To further characterize the role of the chaperone, CmdC, we overproduced it during T4 infection of CmdTAC+ cells. Interestingly, an oversupply of CmdC abolished phage protection by CmdTAC, suggesting that destruction of CmdC, or sequestration of CmdC from the complex may allow this TA system to activate in response to phage infection (Fig. 5g). The chaperone normally promotes neutralization of CmdT by CmdA but, following infection, could be depleted or sequestered by a phage product, leading to liberation of the toxin and abortive infection. Providing additional CmdC prevents the loss or complete sequestration of chaperone, thereby preventing release of CmdT from CmdA. Additional work is needed to further dissect the mechanistic nature of chaperone-phage interactions.

We hypothesized that TAC systems may be a broad class of phage defence systems.

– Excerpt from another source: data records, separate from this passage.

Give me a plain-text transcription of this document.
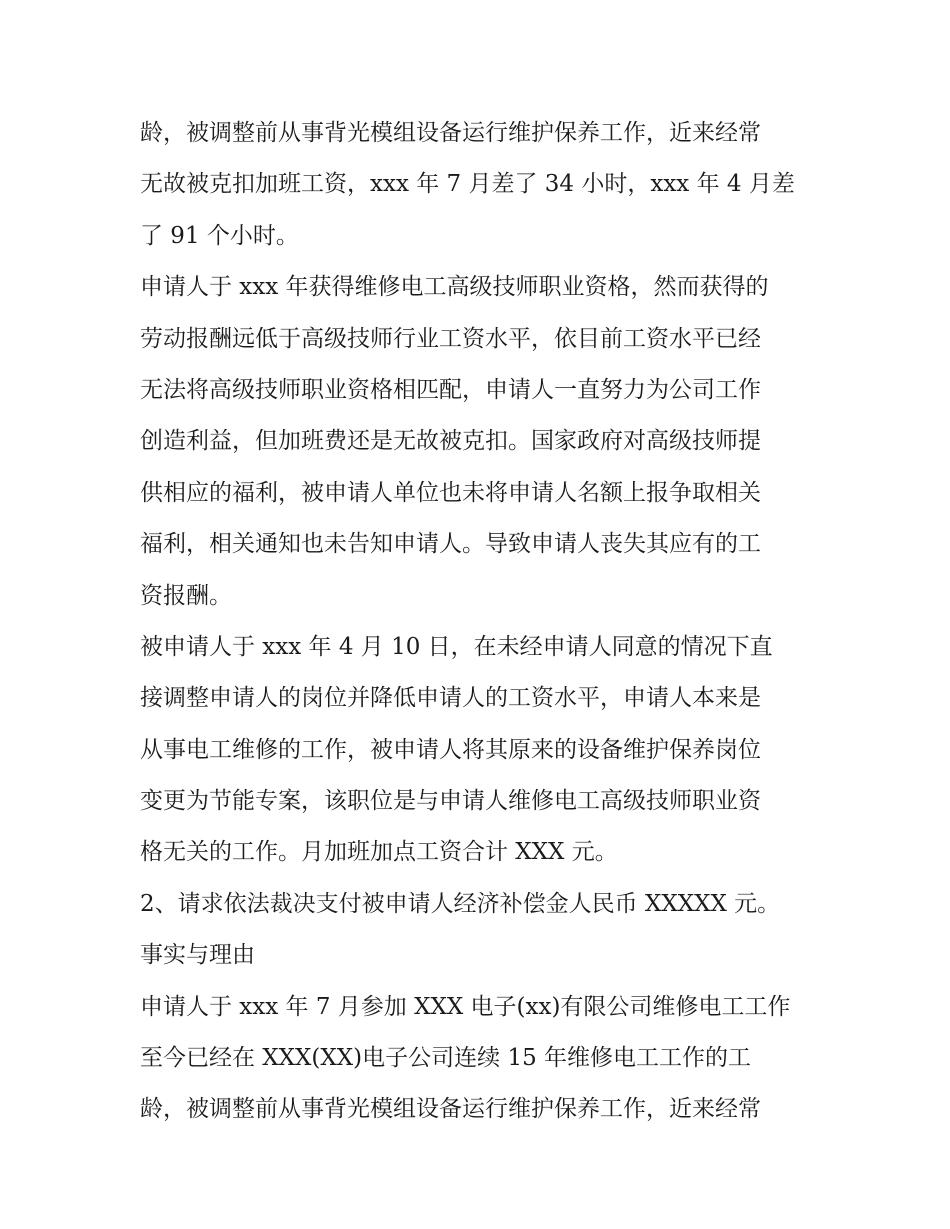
龄，被调整前从事背光模组设备运行维护保养工作，近来经常
无故被克扣加班工资，xxx 年 7 月差了 34 小时，xxx 年 4 月差
了 91 个小时。
申请人于 xxx 年获得维修电工高级技师职业资格，然而获得的
劳动报酬远低于高级技师行业工资水平，依目前工资水平已经
无法将高级技师职业资格相匹配，申请人一直努力为公司工作
创造利益，但加班费还是无故被克扣。国家政府对高级技师提
供相应的福利，被申请人单位也未将申请人名额上报争取相关
福利，相关通知也未告知申请人。导致申请人丧失其应有的工
资报酬。
被申请人于 xxx 年 4 月 10 日，在未经申请人同意的情况下直
接调整申请人的岗位并降低申请人的工资水平，申请人本来是
从事电工维修的工作，被申请人将其原来的设备维护保养岗位
变更为节能专案，该职位是与申请人维修电工高级技师职业资
格无关的工作。月加班加点工资合计 XXX 元。
2、请求依法裁决支付被申请人经济补偿金人民币 XXXXX 元。
事实与理由
申请人于 xxx 年 7 月参加 XXX 电子(xx)有限公司维修电工工作
至今已经在 XXX(XX)电子公司连续 15 年维修电工工作的工
龄，被调整前从事背光模组设备运行维护保养工作，近来经常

To test whether other TAC systems can protect E. coli MG1655 against phage infection, we cloned and tested an MqsRAC system from E. coli C496_10. Although completely unrelated in toxin and antitoxin sequence to CmdTAC, MqsRAC is a canonical TAC system, has been characterized in Mycobacteria and includes a SecB-like chaperone homologous to CmdC33. This system conferred robust protection against T2 (Fig. 5h) but not T4 as with cmdTAC. Toxicity of MqsR could only be rescued by expressing MqsA and MqsC (Fig. 5i), and inducing additional MqsC in MqsRAC+ cells inhibited phage protection (Fig. 5j). Thus, our work indicates that TAC systems may be a widespread and diverse new class of phage defence system.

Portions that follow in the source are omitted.